By: Prof. Dr. Seyed Saeid Zamanieh Shahri, MD and Prof. Dr. Sonia Sayyedalhosseini, MD

2) Complementary Indicators

In recent literature, much attention has been given to indicators beyond LDL, including:

• Non-HDL as an indicator of all ApoB-containing lipoproteins

• Apoprotein B (ApoB) to estimate the number of atherogenic particles

• Lipoprotein(a) as an independent risk factor

• Assessment of LDL and HDL particle size and number using NMR techniques

These indicators allow for a more precise depiction of the “quality” of the lipid profile.

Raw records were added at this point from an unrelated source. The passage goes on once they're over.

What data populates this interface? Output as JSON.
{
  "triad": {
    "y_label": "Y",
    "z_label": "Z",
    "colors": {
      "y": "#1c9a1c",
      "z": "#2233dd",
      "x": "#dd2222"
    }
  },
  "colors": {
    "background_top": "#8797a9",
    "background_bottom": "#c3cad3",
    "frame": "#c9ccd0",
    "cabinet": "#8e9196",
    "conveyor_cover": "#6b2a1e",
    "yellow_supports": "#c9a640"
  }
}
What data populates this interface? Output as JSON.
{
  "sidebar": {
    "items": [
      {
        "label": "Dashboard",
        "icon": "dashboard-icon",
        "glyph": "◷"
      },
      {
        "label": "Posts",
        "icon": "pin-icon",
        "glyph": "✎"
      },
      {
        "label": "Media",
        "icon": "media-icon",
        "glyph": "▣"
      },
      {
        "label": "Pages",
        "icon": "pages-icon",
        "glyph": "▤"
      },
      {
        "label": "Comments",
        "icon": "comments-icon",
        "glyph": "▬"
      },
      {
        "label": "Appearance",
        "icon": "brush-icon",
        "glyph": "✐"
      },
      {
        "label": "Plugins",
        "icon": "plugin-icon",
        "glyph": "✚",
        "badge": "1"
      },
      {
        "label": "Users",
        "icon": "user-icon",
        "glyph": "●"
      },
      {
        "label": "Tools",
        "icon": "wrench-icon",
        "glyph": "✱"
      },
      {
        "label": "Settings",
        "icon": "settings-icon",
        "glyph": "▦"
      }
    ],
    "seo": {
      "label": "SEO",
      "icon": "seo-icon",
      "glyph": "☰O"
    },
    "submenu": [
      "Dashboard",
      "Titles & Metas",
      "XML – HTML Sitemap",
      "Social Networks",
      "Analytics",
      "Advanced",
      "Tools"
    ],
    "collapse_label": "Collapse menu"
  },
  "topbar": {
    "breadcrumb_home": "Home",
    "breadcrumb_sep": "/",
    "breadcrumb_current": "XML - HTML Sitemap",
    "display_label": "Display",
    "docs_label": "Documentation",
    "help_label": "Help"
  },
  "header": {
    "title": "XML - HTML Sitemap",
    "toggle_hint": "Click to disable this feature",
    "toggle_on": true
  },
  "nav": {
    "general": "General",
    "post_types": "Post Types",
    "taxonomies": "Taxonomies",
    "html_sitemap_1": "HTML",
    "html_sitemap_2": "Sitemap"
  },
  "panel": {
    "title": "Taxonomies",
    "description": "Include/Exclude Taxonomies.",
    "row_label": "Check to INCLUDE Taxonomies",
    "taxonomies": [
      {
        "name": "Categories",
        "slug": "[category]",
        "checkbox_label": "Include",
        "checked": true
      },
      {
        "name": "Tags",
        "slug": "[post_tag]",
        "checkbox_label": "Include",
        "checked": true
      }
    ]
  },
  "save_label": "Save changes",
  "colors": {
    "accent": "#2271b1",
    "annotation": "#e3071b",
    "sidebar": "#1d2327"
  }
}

3) Evaluation of Secondary Causes

To differentiate between primary and secondary types, additional tests are used to assess thyroid function, blood glucose, kidney and liver indices, and, if necessary, adrenal hormones.

4) Imaging Tools in Outcome Assessment

Although these methods are not for direct detection of blood lipids, they are used to estimate the “atherosclerotic burden,” such as:

• Coronary calcium score

• Carotid intima-media thickness (Carotid IMT)

• Advanced plaque imaging using CT or MRI

These methods are used in cardiovascular studies to link dyslipidemia with structural vascular changes.

Latest developments in the field of technology and technology in disease:

1) Lipidomics and NMR of lipoproteins

Quantitative NMR technologies and LC-MS/MS-based lipidomics enable the measurement of hundreds of lipoprotein and lipid features in a single sample. Studies from 2024–2025 show that combining NMR data (for particle size and number) with lipidomics profiles can provide a much more precise map of lipid metabolism. These data are used to discover new subgroups of dyslipidemia as well as to understand the relationship between molecular patterns and the risk of cardiovascular diseases.

2) Genomics and broad FH screening

Recent research is moving towards using extensive gene sequencing (whole-gene/panel sequencing) to diagnose different types of FH. Studies from 2025 have shown that in a significant portion of individuals with the clinical FH phenotype, no specific mutation is found in the three classic genes (LDLR, APOB, PCSK9), and adding other genes such as LDLRAP1 and genes associated with FH-like disorders can increase diagnostic yield.

Additionally, polygenic risk scores, which assess the simultaneous effect of Hundreds of genetic variants are considered and are becoming a research tool for estimating individual susceptibility to dyslipidemia.

3) Artificial Intelligence and Machine Learning in Lipidology Recent reviews have examined the role of artificial intelligence (AI), machine learning (ML), and deep learning (DL) in the field of lipids. Some key areas include: • Predictive models for cardiovascular disease risk that integrate not only lipid data but also lipidomic, proteomic, imaging, and clinical information simultaneously into the algorithm.

• Algorithms that predict LDL levels based on total cholesterol, HDL, and triglyceride data, which have been compared in 2025 studies with classical LDL calculation methods (formulas). • ML models for predicting the occurrence of hyperlipidemia in specific groups, such as individuals with HIV after starting combination antiretroviral therapy. • The use of AI in the automated screening of familial hypercholesterolemia (FH) based on laboratory patterns and electronic medical record data.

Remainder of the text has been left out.